A marcha-rancho foi um dos ritmos prediletos da minha juventude e, acredito, da infância, juventude e maturidade de todas as gerações de brasileiros. Com sua marcação pontuada, mas sem a rapidez buliçosa da marchinha e do frevo, é a música para os momentos mais líricos, para as namoradas mais curtidas, para o fim de noite, quando a madrugada lança seus primeiros raios de sol e a gente entoa nosso hino de todas as manhãs: "Já vem raiando a madrugada / acorda, que lindo / toda a tristeza está sorrindo / pelas luzes da manhã / se abrindo nas cores do céu / O véu das nuvens que esvoaça / que passa pela estrela a morrer / parece nos dizer / que não existe beleza maior / do que o amanhecer", de Vinícius e Ary Barroso, cantada por Carlos Lyra.
Aprendi o "Rancho das Flores" em Santa Rita do Sapucaí, no curto semestre em que tentei ser técnico em eletrônica e voltei boêmio. A segunda parte da música permite um contracanto lindo com "Cidade Maravilhosa", de André Filho.
Se os anos 30 marcam a primeira fase de ouro do rancho, foi nos anos 60 que ele teria seu segundo grande momento, consolidando a sua redescoberta nos anos 50. A bossa nova já deixara seu legado modernizante e havia uma espécie de releitura da música brasileira, já sob novo filtro estético. Por sua vez, os festivais da Record, principalmente por meio de Chico, Vandré e Edu, empreendiam um mergulho nas raízes da música urbana brasileira, recuperando vários ritmos.

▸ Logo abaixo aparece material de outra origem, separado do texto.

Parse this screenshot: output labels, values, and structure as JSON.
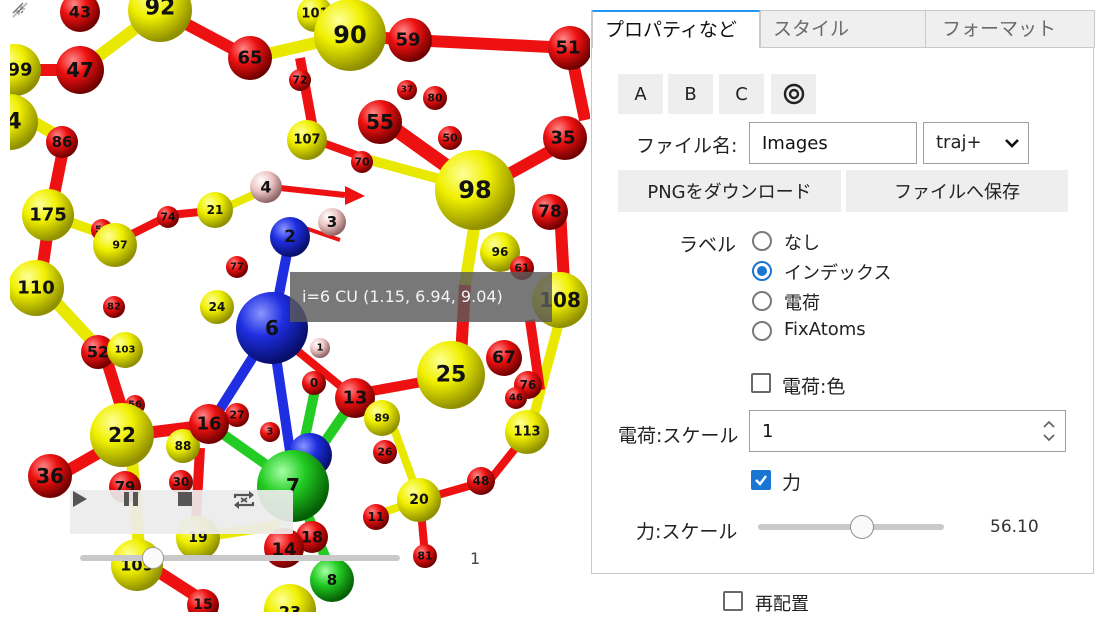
{
  "viewer": {
    "tooltip": "i=6 CU (1.15, 6.94, 9.04)",
    "frame_value": "1",
    "player": {
      "play_icon": "play-icon",
      "pause_icon": "pause-icon",
      "stop_icon": "stop-icon",
      "repeat_icon": "repeat-icon"
    },
    "atom_colors": {
      "O": "#ee1111",
      "S": "#e8e800",
      "N": "#1e2ee0",
      "H": "#e8b4b4",
      "CU": "#22cc22"
    },
    "atom_labels": [
      "43",
      "92",
      "101",
      "90",
      "59",
      "51",
      "99",
      "47",
      "65",
      "72",
      "80",
      "37",
      "55",
      "50",
      "4",
      "86",
      "107",
      "70",
      "35",
      "98",
      "175",
      "54",
      "74",
      "21",
      "4",
      "3",
      "2",
      "78",
      "97",
      "96",
      "61",
      "110",
      "4",
      "77",
      "24",
      "82",
      "6",
      "108",
      "52",
      "103",
      "1",
      "67",
      "25",
      "76",
      "0",
      "13",
      "89",
      "46",
      "113",
      "56",
      "22",
      "88",
      "27",
      "3",
      "16",
      "26",
      "36",
      "79",
      "30",
      "7",
      "48",
      "20",
      "11",
      "19",
      "15",
      "109",
      "18",
      "14",
      "81",
      "8",
      "23"
    ]
  },
  "panel": {
    "tabs": [
      "プロパティなど",
      "スタイル",
      "フォーマット"
    ],
    "view_buttons": [
      "A",
      "B",
      "C"
    ],
    "target_icon": "target-icon",
    "filename_label": "ファイル名:",
    "filename_value": "Images",
    "format_value": "traj+",
    "download_png": "PNGをダウンロード",
    "save_file": "ファイルへ保存",
    "label_caption": "ラベル",
    "label_options": [
      "なし",
      "インデックス",
      "電荷",
      "FixAtoms"
    ],
    "label_selected": "インデックス",
    "charge_color_label": "電荷:色",
    "charge_color_checked": false,
    "charge_scale_label": "電荷:スケール",
    "charge_scale_value": "1",
    "force_label": "力",
    "force_checked": true,
    "force_scale_label": "力:スケール",
    "force_scale_value": "56.10",
    "force_scale_fraction": 0.56
  },
  "rearrange_label": "再配置",
  "rearrange_checked": false
}
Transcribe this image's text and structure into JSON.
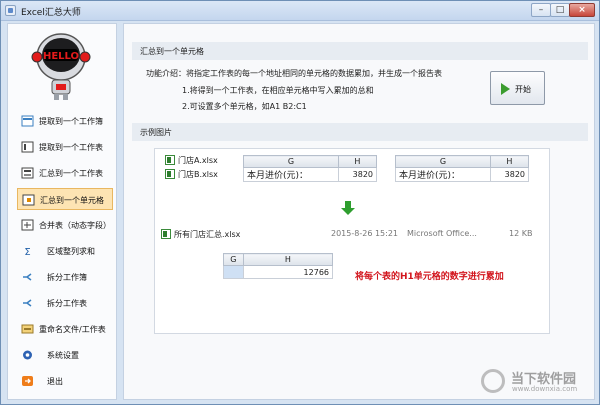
{
  "window": {
    "title": "Excel汇总大师"
  },
  "sidebar": {
    "items": [
      {
        "label": "提取到一个工作簿",
        "icon": "excel-extract-icon"
      },
      {
        "label": "提取到一个工作表",
        "icon": "sheet-extract-icon"
      },
      {
        "label": "汇总到一个工作表",
        "icon": "sheet-summary-icon"
      },
      {
        "label": "汇总到一个单元格",
        "icon": "cell-summary-icon"
      },
      {
        "label": "合并表（动态字段）",
        "icon": "merge-table-icon"
      },
      {
        "label": "区域整列求和",
        "icon": "column-sum-icon"
      },
      {
        "label": "拆分工作簿",
        "icon": "split-workbook-icon"
      },
      {
        "label": "拆分工作表",
        "icon": "split-sheet-icon"
      },
      {
        "label": "重命名文件/工作表",
        "icon": "rename-icon"
      },
      {
        "label": "系统设置",
        "icon": "settings-icon"
      },
      {
        "label": "退出",
        "icon": "exit-icon"
      }
    ]
  },
  "main": {
    "section_title": "汇总到一个单元格",
    "desc_intro": "功能介绍：将指定工作表的每一个地址相同的单元格的数据累加，并生成一个报告表",
    "desc_1": "1.将得到一个工作表，在相应单元格中写入累加的总和",
    "desc_2": "2.可设置多个单元格，如A1    B2:C1",
    "start_button": "开始",
    "example_title": "示例图片"
  },
  "example": {
    "file_a": "门店A.xlsx",
    "file_b": "门店B.xlsx",
    "col_g": "G",
    "col_h": "H",
    "label": "本月进价(元)：",
    "value": "3820",
    "summary_file": "所有门店汇总.xlsx",
    "summary_date": "2015-8-26 15:21",
    "summary_type": "Microsoft Office...",
    "summary_size": "12 KB",
    "sum_value": "12766",
    "note": "将每个表的H1单元格的数字进行累加"
  },
  "watermark": {
    "line1": "当下软件园",
    "line2": "www.downxia.com"
  }
}
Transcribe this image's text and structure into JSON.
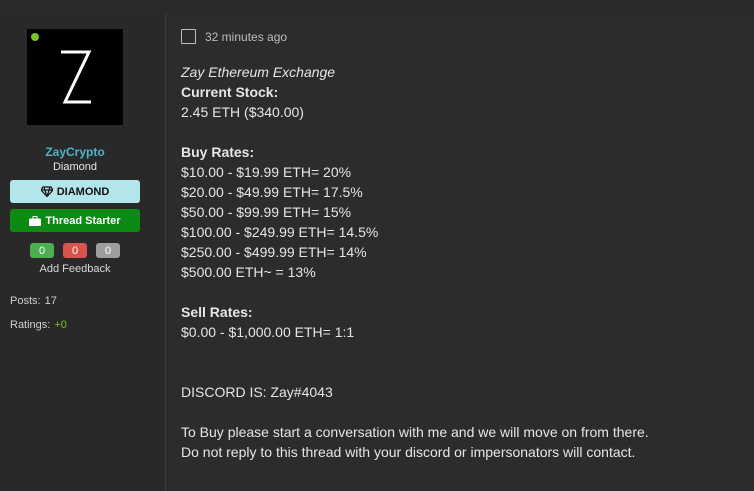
{
  "user": {
    "name": "ZayCrypto",
    "title": "Diamond",
    "avatar_letter": "Z",
    "online": true,
    "online_color": "#7ac41f",
    "banners": [
      {
        "label": "DIAMOND",
        "icon": "diamond-icon",
        "color": "#b3e6ea"
      },
      {
        "label": "Thread Starter",
        "icon": "briefcase-icon",
        "color": "#0c8a14"
      }
    ],
    "feedback": {
      "positive": "0",
      "negative": "0",
      "neutral": "0",
      "add_label": "Add Feedback"
    },
    "stats": {
      "posts_label": "Posts:",
      "posts_value": "17",
      "ratings_label": "Ratings:",
      "ratings_value": "+0"
    }
  },
  "post": {
    "timestamp": "32 minutes ago",
    "title": "Zay Ethereum Exchange",
    "stock_heading": "Current Stock:",
    "stock_value": "2.45 ETH ($340.00)",
    "buy_heading": "Buy Rates:",
    "buy_rates": [
      "$10.00 - $19.99 ETH= 20%",
      "$20.00 - $49.99 ETH= 17.5%",
      "$50.00 - $99.99 ETH= 15%",
      "$100.00 - $249.99 ETH= 14.5%",
      "$250.00 - $499.99 ETH= 14%",
      "$500.00 ETH~ = 13%"
    ],
    "sell_heading": "Sell Rates:",
    "sell_rates": [
      "$0.00 - $1,000.00 ETH= 1:1"
    ],
    "discord": "DISCORD IS: Zay#4043",
    "instructions": [
      "To Buy please start a conversation with me and we will move on from there.",
      "Do not reply to this thread with your discord or impersonators will contact."
    ]
  }
}
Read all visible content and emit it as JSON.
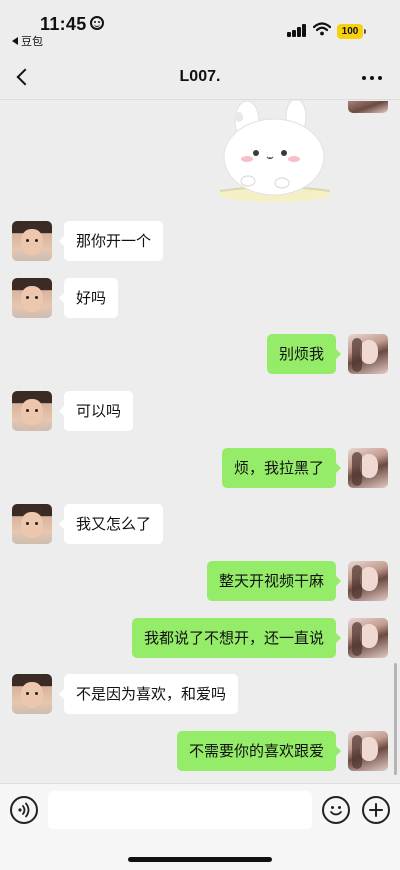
{
  "status_bar": {
    "time": "11:45",
    "back_app": "豆包",
    "battery": "100"
  },
  "nav": {
    "title": "L007."
  },
  "messages": [
    {
      "side": "in",
      "text": "那你开一个"
    },
    {
      "side": "in",
      "text": "好吗"
    },
    {
      "side": "out",
      "text": "别烦我"
    },
    {
      "side": "in",
      "text": "可以吗"
    },
    {
      "side": "out",
      "text": "烦，我拉黑了"
    },
    {
      "side": "in",
      "text": "我又怎么了"
    },
    {
      "side": "out",
      "text": "整天开视频干麻"
    },
    {
      "side": "out",
      "text": "我都说了不想开，还一直说"
    },
    {
      "side": "in",
      "text": "不是因为喜欢，和爱吗"
    },
    {
      "side": "out",
      "text": "不需要你的喜欢跟爱"
    }
  ],
  "colors": {
    "background": "#ededed",
    "outgoing_bubble": "#95ec69",
    "incoming_bubble": "#ffffff",
    "battery": "#f6d10c"
  },
  "icons": [
    "back-chevron-icon",
    "more-icon",
    "voice-icon",
    "emoji-icon",
    "plus-icon",
    "signal-icon",
    "wifi-icon",
    "battery-icon"
  ]
}
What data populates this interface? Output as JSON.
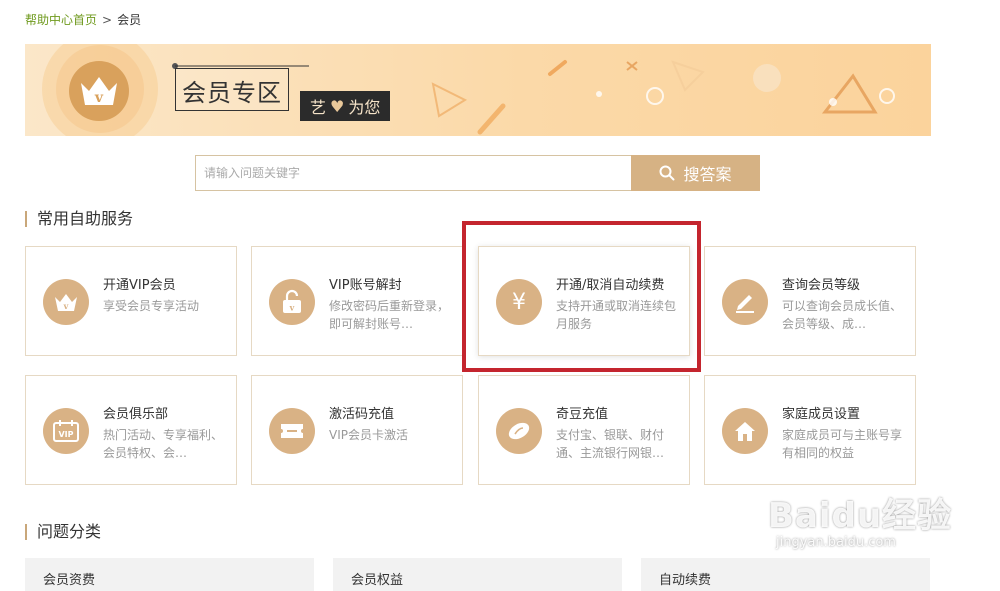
{
  "breadcrumb": {
    "home": "帮助中心首页",
    "separator": ">",
    "current": "会员"
  },
  "banner": {
    "title": "会员专区",
    "slogan_left": "艺",
    "slogan_right": "为您",
    "crown_letter": "v"
  },
  "search": {
    "placeholder": "请输入问题关键字",
    "button_label": "搜答案"
  },
  "sections": {
    "self_service": "常用自助服务",
    "categories": "问题分类"
  },
  "services": [
    {
      "title": "开通VIP会员",
      "desc": "享受会员专享活动",
      "icon": "crown-icon"
    },
    {
      "title": "VIP账号解封",
      "desc": "修改密码后重新登录，即可解封账号…",
      "icon": "unlock-icon"
    },
    {
      "title": "开通/取消自动续费",
      "desc": "支持开通或取消连续包月服务",
      "icon": "yen-icon"
    },
    {
      "title": "查询会员等级",
      "desc": "可以查询会员成长值、会员等级、成…",
      "icon": "pencil-icon"
    },
    {
      "title": "会员俱乐部",
      "desc": "热门活动、专享福利、会员特权、会…",
      "icon": "vip-calendar-icon"
    },
    {
      "title": "激活码充值",
      "desc": "VIP会员卡激活",
      "icon": "ticket-icon"
    },
    {
      "title": "奇豆充值",
      "desc": "支付宝、银联、财付通、主流银行网银…",
      "icon": "bean-icon"
    },
    {
      "title": "家庭成员设置",
      "desc": "家庭成员可与主账号享有相同的权益",
      "icon": "home-icon"
    }
  ],
  "category_tabs": [
    "会员资费",
    "会员权益",
    "自动续费"
  ],
  "watermark": {
    "logo": "Baidu经验",
    "url": "jingyan.baidu.com"
  },
  "colors": {
    "accent": "#d9b285",
    "banner": "#fbd9a8",
    "highlight": "#c4252e",
    "link": "#6f9a1e"
  }
}
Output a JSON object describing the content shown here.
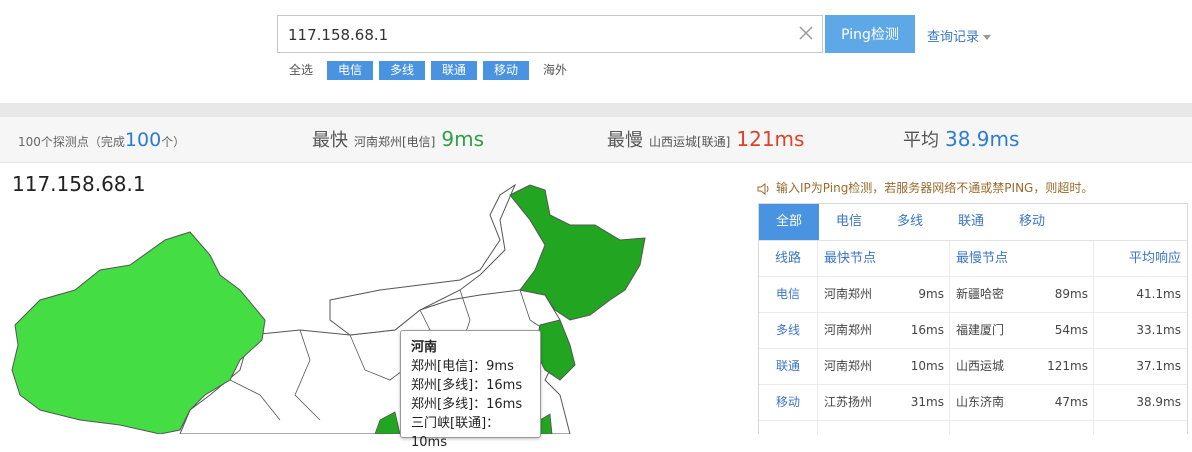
{
  "search": {
    "value": "117.158.68.1",
    "button_label": "Ping检测",
    "history_label": "查询记录"
  },
  "filters": {
    "select_all": "全选",
    "telecom": "电信",
    "multi": "多线",
    "unicom": "联通",
    "mobile": "移动",
    "overseas": "海外"
  },
  "summary": {
    "total_prefix": "100个探测点（完成",
    "total_done": "100",
    "total_suffix": "个）",
    "fastest_label": "最快",
    "fastest_loc": "河南郑州[电信]",
    "fastest_val": "9ms",
    "slowest_label": "最慢",
    "slowest_loc": "山西运城[联通]",
    "slowest_val": "121ms",
    "avg_label": "平均",
    "avg_val": "38.9ms"
  },
  "map": {
    "ip_title": "117.158.68.1",
    "tooltip": {
      "title": "河南",
      "lines": [
        "郑州[电信]：9ms",
        "郑州[多线]：16ms",
        "郑州[多线]：16ms",
        "三门峡[联通]：10ms"
      ]
    },
    "colors": {
      "light_green": "#44dd44",
      "dark_green": "#22a622",
      "border": "#555555"
    }
  },
  "notice": "输入IP为Ping检测，若服务器网络不通或禁PING，则超时。",
  "tabs": [
    "全部",
    "电信",
    "多线",
    "联通",
    "移动"
  ],
  "table": {
    "headers": {
      "line": "线路",
      "fastest": "最快节点",
      "slowest": "最慢节点",
      "avg": "平均响应"
    },
    "rows": [
      {
        "isp": "电信",
        "fast_loc": "河南郑州",
        "fast_ms": "9ms",
        "slow_loc": "新疆哈密",
        "slow_ms": "89ms",
        "avg": "41.1ms"
      },
      {
        "isp": "多线",
        "fast_loc": "河南郑州",
        "fast_ms": "16ms",
        "slow_loc": "福建厦门",
        "slow_ms": "54ms",
        "avg": "33.1ms"
      },
      {
        "isp": "联通",
        "fast_loc": "河南郑州",
        "fast_ms": "10ms",
        "slow_loc": "山西运城",
        "slow_ms": "121ms",
        "avg": "37.1ms"
      },
      {
        "isp": "移动",
        "fast_loc": "江苏扬州",
        "fast_ms": "31ms",
        "slow_loc": "山东济南",
        "slow_ms": "47ms",
        "avg": "38.9ms"
      }
    ]
  }
}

Um pouco antes, creio que ainda no governo JK, Tom Jobim e Vinícius haviam composto outro clássico do gênero com um primo irmão da marcha-rancho, um frevo-rancho, um hino extraordinário de amor ao país: "Vem, vamos dançar ao sol / vem, a banda vai passar / vem ouvir o toque dos clarins anunciando / o carnaval e vão brilhando seus metais", que virou uma espécie de paradigma para os ranchos que seriam perpetrados por seus filhos musicais.
Obviamente, desde os primeiros acordes os clássicos das marchas-ranchos haviam se integrado ao nosso repertório: o maior deles, "As Pastorinhas", de Noel e João de Barro, depois "Pequenino Grão de Areia" e, especialmente, "Estão Voltando as Flores", de Paulo Soledade, clássicos dos anos 50.
Mas quem pensava que o melhor da marcha-rancho já havia sido produzido se maravilhava a cada ano com novos clássicos que brotavam dos violões de nossos gênios. Como a extraordinária "Suíte dos Pescadores", de Dorival Caymmi, lançada naquele período em um dos grandes shows da década, que revelou o Quarteto em Cy. O ponto alto da suíte era a marcha-rancho "Minha jangada vai sair pro mar / vou trabalhar, meu bem querer".
Os bossa-novistas e pós-bossa não deixaram por menos. Ainda nos anos 60, com Vinícius, Carlos Lyra compôs outro clássico, "Marcha da Quarta-Feira de Cinzas" ("Acabou nosso carnaval / ninguém ouve cantar canções / ninguém passa mais / cantando, sorrindo, e nos corações / saudades e cinzas foi o que restou"). Pouco depois, Chico Buarque compôs uma das músicas mais cantadas pela juventude universitária da época, o "Rancho das Mascaradas" ("Quem é você / adivinha se gostas de mim"), em dueto com a belíssima Odete Lara.
Naquele mesmo período, nos veios do primo irmão, o frevo-rancho, Edu compôs o belíssimo "Hoje não tem dança / não tem mais menina de trança / nem cheiro de lança no ar". E Geraldo Vandré consagrou-se com o "Olha que a vida é tão linda / e se perde em tristezas, assim, / segue teu rancho cantando / essa tua esperança, sem fim", em dupla com Tuca, uma cantora gorda e alegre, que morreu cedo.
Altemar Dutra, cantor pouco reconhecido, mas imensamente popular, que faleceu no auge da carreira, consagrou dois ranchos muito cantados na época, provavelmente de autoria da dupla Evaldo Gouvêa / Jair Amorim, dois compositores extraordinários, pouco conhecidos das novas gerações. "Sonhei que eu era um dia um trovador / daqueles tempos que não voltam mais".
Depois, o ritmo feneceu. A grande geléia geral da Tropicália, o predomínio dos ritmos do Nordeste, junto do uso mais apurado da guitarra e a própria sofisticação musical dos nossos maiores, recorrendo a ritmos mais complexos, contribuíram para o ocaso da marcha-rancho. O último clássico tem mais de 25 anos, o "Rancho da Goiabada", de João Bosco e Aldir Blanc.
Mas o rancho se eternizará, porque será o ritmo que permitirá, mais de perto, que nossos netos se lembrem de nós, do mesmo modo que nós nos lembramos dos velhos.